Reardon walked into Hamilton Jewelers at the Gardens Mall on Monday and handed an employee a note saying he had a gun and the store was being robbed, police said. The 50-year old former pitcher, who ranks sixth all time in saves, was picked up by police at a nearby restaurant. An undisclosed amount of cash was recovered, but no weapon was found on Reardon.
Reardon's attorney, Mitchell Beers, said the former pitcher had a 20-year-old son who died of a drug overdose in February 2004, which has been "very difficult for him and his family," and has been on medication for depression. Reardon, who is married and has two other children, also underwent heart angioplasty last week and has been taking medication for that.
It’s not clear if Reardon was suffering from financial issues.

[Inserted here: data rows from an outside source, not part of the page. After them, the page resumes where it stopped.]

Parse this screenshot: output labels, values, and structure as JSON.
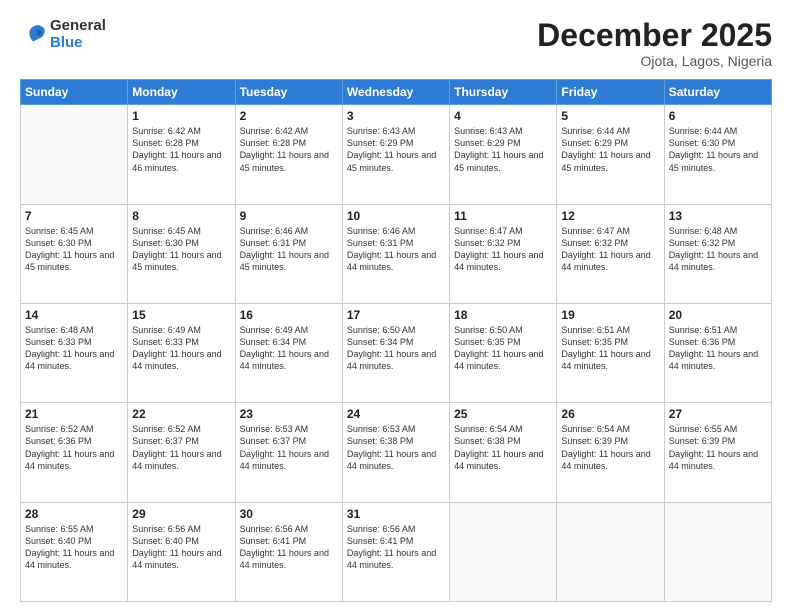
{
  "logo": {
    "general": "General",
    "blue": "Blue"
  },
  "header": {
    "month": "December 2025",
    "location": "Ojota, Lagos, Nigeria"
  },
  "weekdays": [
    "Sunday",
    "Monday",
    "Tuesday",
    "Wednesday",
    "Thursday",
    "Friday",
    "Saturday"
  ],
  "weeks": [
    [
      {
        "day": "",
        "sunrise": "",
        "sunset": "",
        "daylight": ""
      },
      {
        "day": "1",
        "sunrise": "Sunrise: 6:42 AM",
        "sunset": "Sunset: 6:28 PM",
        "daylight": "Daylight: 11 hours and 46 minutes."
      },
      {
        "day": "2",
        "sunrise": "Sunrise: 6:42 AM",
        "sunset": "Sunset: 6:28 PM",
        "daylight": "Daylight: 11 hours and 45 minutes."
      },
      {
        "day": "3",
        "sunrise": "Sunrise: 6:43 AM",
        "sunset": "Sunset: 6:29 PM",
        "daylight": "Daylight: 11 hours and 45 minutes."
      },
      {
        "day": "4",
        "sunrise": "Sunrise: 6:43 AM",
        "sunset": "Sunset: 6:29 PM",
        "daylight": "Daylight: 11 hours and 45 minutes."
      },
      {
        "day": "5",
        "sunrise": "Sunrise: 6:44 AM",
        "sunset": "Sunset: 6:29 PM",
        "daylight": "Daylight: 11 hours and 45 minutes."
      },
      {
        "day": "6",
        "sunrise": "Sunrise: 6:44 AM",
        "sunset": "Sunset: 6:30 PM",
        "daylight": "Daylight: 11 hours and 45 minutes."
      }
    ],
    [
      {
        "day": "7",
        "sunrise": "Sunrise: 6:45 AM",
        "sunset": "Sunset: 6:30 PM",
        "daylight": "Daylight: 11 hours and 45 minutes."
      },
      {
        "day": "8",
        "sunrise": "Sunrise: 6:45 AM",
        "sunset": "Sunset: 6:30 PM",
        "daylight": "Daylight: 11 hours and 45 minutes."
      },
      {
        "day": "9",
        "sunrise": "Sunrise: 6:46 AM",
        "sunset": "Sunset: 6:31 PM",
        "daylight": "Daylight: 11 hours and 45 minutes."
      },
      {
        "day": "10",
        "sunrise": "Sunrise: 6:46 AM",
        "sunset": "Sunset: 6:31 PM",
        "daylight": "Daylight: 11 hours and 44 minutes."
      },
      {
        "day": "11",
        "sunrise": "Sunrise: 6:47 AM",
        "sunset": "Sunset: 6:32 PM",
        "daylight": "Daylight: 11 hours and 44 minutes."
      },
      {
        "day": "12",
        "sunrise": "Sunrise: 6:47 AM",
        "sunset": "Sunset: 6:32 PM",
        "daylight": "Daylight: 11 hours and 44 minutes."
      },
      {
        "day": "13",
        "sunrise": "Sunrise: 6:48 AM",
        "sunset": "Sunset: 6:32 PM",
        "daylight": "Daylight: 11 hours and 44 minutes."
      }
    ],
    [
      {
        "day": "14",
        "sunrise": "Sunrise: 6:48 AM",
        "sunset": "Sunset: 6:33 PM",
        "daylight": "Daylight: 11 hours and 44 minutes."
      },
      {
        "day": "15",
        "sunrise": "Sunrise: 6:49 AM",
        "sunset": "Sunset: 6:33 PM",
        "daylight": "Daylight: 11 hours and 44 minutes."
      },
      {
        "day": "16",
        "sunrise": "Sunrise: 6:49 AM",
        "sunset": "Sunset: 6:34 PM",
        "daylight": "Daylight: 11 hours and 44 minutes."
      },
      {
        "day": "17",
        "sunrise": "Sunrise: 6:50 AM",
        "sunset": "Sunset: 6:34 PM",
        "daylight": "Daylight: 11 hours and 44 minutes."
      },
      {
        "day": "18",
        "sunrise": "Sunrise: 6:50 AM",
        "sunset": "Sunset: 6:35 PM",
        "daylight": "Daylight: 11 hours and 44 minutes."
      },
      {
        "day": "19",
        "sunrise": "Sunrise: 6:51 AM",
        "sunset": "Sunset: 6:35 PM",
        "daylight": "Daylight: 11 hours and 44 minutes."
      },
      {
        "day": "20",
        "sunrise": "Sunrise: 6:51 AM",
        "sunset": "Sunset: 6:36 PM",
        "daylight": "Daylight: 11 hours and 44 minutes."
      }
    ],
    [
      {
        "day": "21",
        "sunrise": "Sunrise: 6:52 AM",
        "sunset": "Sunset: 6:36 PM",
        "daylight": "Daylight: 11 hours and 44 minutes."
      },
      {
        "day": "22",
        "sunrise": "Sunrise: 6:52 AM",
        "sunset": "Sunset: 6:37 PM",
        "daylight": "Daylight: 11 hours and 44 minutes."
      },
      {
        "day": "23",
        "sunrise": "Sunrise: 6:53 AM",
        "sunset": "Sunset: 6:37 PM",
        "daylight": "Daylight: 11 hours and 44 minutes."
      },
      {
        "day": "24",
        "sunrise": "Sunrise: 6:53 AM",
        "sunset": "Sunset: 6:38 PM",
        "daylight": "Daylight: 11 hours and 44 minutes."
      },
      {
        "day": "25",
        "sunrise": "Sunrise: 6:54 AM",
        "sunset": "Sunset: 6:38 PM",
        "daylight": "Daylight: 11 hours and 44 minutes."
      },
      {
        "day": "26",
        "sunrise": "Sunrise: 6:54 AM",
        "sunset": "Sunset: 6:39 PM",
        "daylight": "Daylight: 11 hours and 44 minutes."
      },
      {
        "day": "27",
        "sunrise": "Sunrise: 6:55 AM",
        "sunset": "Sunset: 6:39 PM",
        "daylight": "Daylight: 11 hours and 44 minutes."
      }
    ],
    [
      {
        "day": "28",
        "sunrise": "Sunrise: 6:55 AM",
        "sunset": "Sunset: 6:40 PM",
        "daylight": "Daylight: 11 hours and 44 minutes."
      },
      {
        "day": "29",
        "sunrise": "Sunrise: 6:56 AM",
        "sunset": "Sunset: 6:40 PM",
        "daylight": "Daylight: 11 hours and 44 minutes."
      },
      {
        "day": "30",
        "sunrise": "Sunrise: 6:56 AM",
        "sunset": "Sunset: 6:41 PM",
        "daylight": "Daylight: 11 hours and 44 minutes."
      },
      {
        "day": "31",
        "sunrise": "Sunrise: 6:56 AM",
        "sunset": "Sunset: 6:41 PM",
        "daylight": "Daylight: 11 hours and 44 minutes."
      },
      {
        "day": "",
        "sunrise": "",
        "sunset": "",
        "daylight": ""
      },
      {
        "day": "",
        "sunrise": "",
        "sunset": "",
        "daylight": ""
      },
      {
        "day": "",
        "sunrise": "",
        "sunset": "",
        "daylight": ""
      }
    ]
  ]
}
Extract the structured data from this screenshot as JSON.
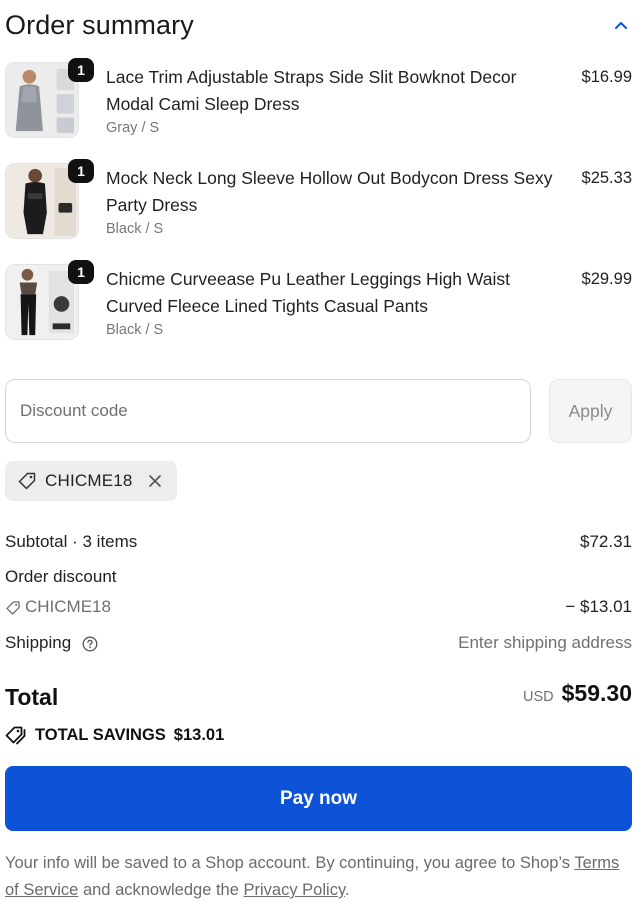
{
  "header": {
    "title": "Order summary"
  },
  "items": [
    {
      "quantity": "1",
      "title": "Lace Trim Adjustable Straps Side Slit Bowknot Decor Modal Cami Sleep Dress",
      "variant": "Gray / S",
      "price": "$16.99"
    },
    {
      "quantity": "1",
      "title": "Mock Neck Long Sleeve Hollow Out Bodycon Dress Sexy Party Dress",
      "variant": "Black / S",
      "price": "$25.33"
    },
    {
      "quantity": "1",
      "title": "Chicme Curveease Pu Leather Leggings High Waist Curved Fleece Lined Tights Casual Pants",
      "variant": "Black / S",
      "price": "$29.99"
    }
  ],
  "discount": {
    "placeholder": "Discount code",
    "apply_label": "Apply",
    "applied_code": "CHICME18"
  },
  "summary": {
    "subtotal_label": "Subtotal · 3 items",
    "subtotal_value": "$72.31",
    "order_discount_label": "Order discount",
    "discount_code": "CHICME18",
    "discount_value": "− $13.01",
    "shipping_label": "Shipping",
    "shipping_value": "Enter shipping address",
    "total_label": "Total",
    "currency": "USD",
    "total_value": "$59.30",
    "savings_label": "TOTAL SAVINGS",
    "savings_value": "$13.01"
  },
  "pay_button": {
    "label": "Pay now"
  },
  "footer": {
    "text_part1": "Your info will be saved to a Shop account. By continuing, you agree to Shop’s ",
    "terms_link": "Terms of Service",
    "text_part2": " and acknowledge the ",
    "privacy_link": "Privacy Policy",
    "text_part3": "."
  },
  "colors": {
    "accent": "#0c53d8",
    "muted": "#707070"
  },
  "icons": [
    "chevron-up-icon",
    "tag-icon",
    "close-icon",
    "help-circle-icon",
    "tags-icon"
  ]
}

He earned over $11 million during a major league career spent playing for the New York Mets, Montreal Expos, Minnesota Twins, Boston Red Sox, Atlanta Braves, Cincinnati Reds and New York Yankees.
Palmeiro broke his silence on his steroid suspension in a New York Times interview published on Wednesday. Palmeiro doesn’t fess up, but he does admit to being "careless, stupid and naive." He does however continue to point the finger at Miguel Tejada.
"I wish I could pinpoint exactly what happened," said Palmeiro. "I would think it was the B-12. I'm not certain of that, I can't prove it."
The B-12 he’s referring to is the liquid vitamin that he received from Tejada while the two played together in Baltimore.
"I wish I could have turned in the vial for testing," Palmeiro. "But when I found out, it was long gone and I couldn't come up with it. If something happened that I'm not aware of, an intentional act by someone else, I don't know. I can't rule out anything."
Palmeiro may not have broken any code for cheating, but he certainly did by ratting on Tejada. Had the two opposed each other in an upcoming game, Tejada may have lobbied to pitch for an inning to deal with the situation.